SAMPIT – Dinas Kesehatan Kabupaten Kotawaringin Timur (Kotim) terus menggenjot program cek kesehatan gratis (CKG) dengan strategi jemput bola, menyusul masih rendahnya partisipasi masyarakat dalam memanfaatkan layanan tersebut.
Kepala Dinas Kesehatan Kotim, Umar Kaderi, mengungkapkan bahwa capaian program CKG tahun 2025 baru mencapai sekitar 50 persen dari target yang ditetapkan.
“Kendala utama kita adalah respon masyarakat yang masih rendah. Padahal ini untuk kepentingan mereka sendiri, untuk mengetahui kondisi kesehatan sejak dini,” ujarnya, Jumat 24 April 2026.
Ia menegaskan, pihaknya tidak akan berhenti mendorong peningkatan partisipasi, bahkan akan turun langsung ke lapangan hingga tingkat RT untuk memberikan layanan pemeriksaan kesehatan.
“Kita akan jemput bola, turun ke desa, ke RT-RT, seperti saat vaksinasi Covid-19 dulu. Ini akan kita gerakkan kembali tahun ini,” tegasnya.
Program CKG sendiri merupakan bagian dari kebijakan nasional yang mendorong masyarakat melakukan pemeriksaan kesehatan secara rutin sebagai langkah pencegahan penyakit. Pemeriksaan yang dilakukan meliputi deteksi tekanan darah, gula darah, hingga skrining penyakit tertentu.
Selain itu, Umar memastikan bahwa seluruh layanan di fasilitas kesehatan tingkat pertama di Kotim tetap gratis selama masih dalam cakupan layanan puskesmas dan pustu, termasuk layanan Unit Gawat Darurat (UGD) yang buka 24 jam.
“Selama masih dalam layanan puskesmas dan pustu, itu gratis. UGD juga kita buka 24 jam untuk memastikan masyarakat tetap terlayani,” jelasnya.
Ia juga menambahkan bahwa penguatan layanan kesehatan primer terus dilakukan, baik melalui pemenuhan alat kesehatan maupun tenaga medis secara bertahap.
“Memang masih ada kekurangan, tapi tahun ini kita akan lengkapi lagi alat kesehatan untuk mendukung layanan primer,” ungkapnya.

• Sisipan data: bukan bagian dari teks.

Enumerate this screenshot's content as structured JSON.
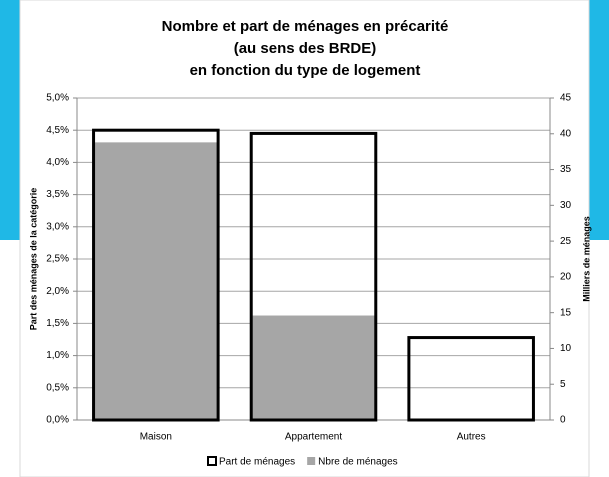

Di sisi lain, pengembangan fasilitas kesehatan juga terus berjalan, termasuk proses registrasi puskesmas baru di wilayah utara Kotim yang saat ini masih dalam tahap administrasi di tingkat provinsi dan pusat.
“Kita optimalkan dulu tenaga yang ada sambil menunggu proses registrasi selesai. Setelah itu baru kita launching,” katanya.
Dengan strategi jemput bola dan penguatan layanan dasar, Dinkes Kotim berharap kesadaran masyarakat untuk melakukan pemeriksaan kesehatan meningkat, sehingga berbagai penyakit dapat dideteksi lebih dini dan ditangani lebih cepat.
“Harapan kita, masyarakat tidak menunggu sakit dulu baru berobat. Tapi rutin cek kesehatan agar kita bisa mencegah sejak awal,” tandasnya.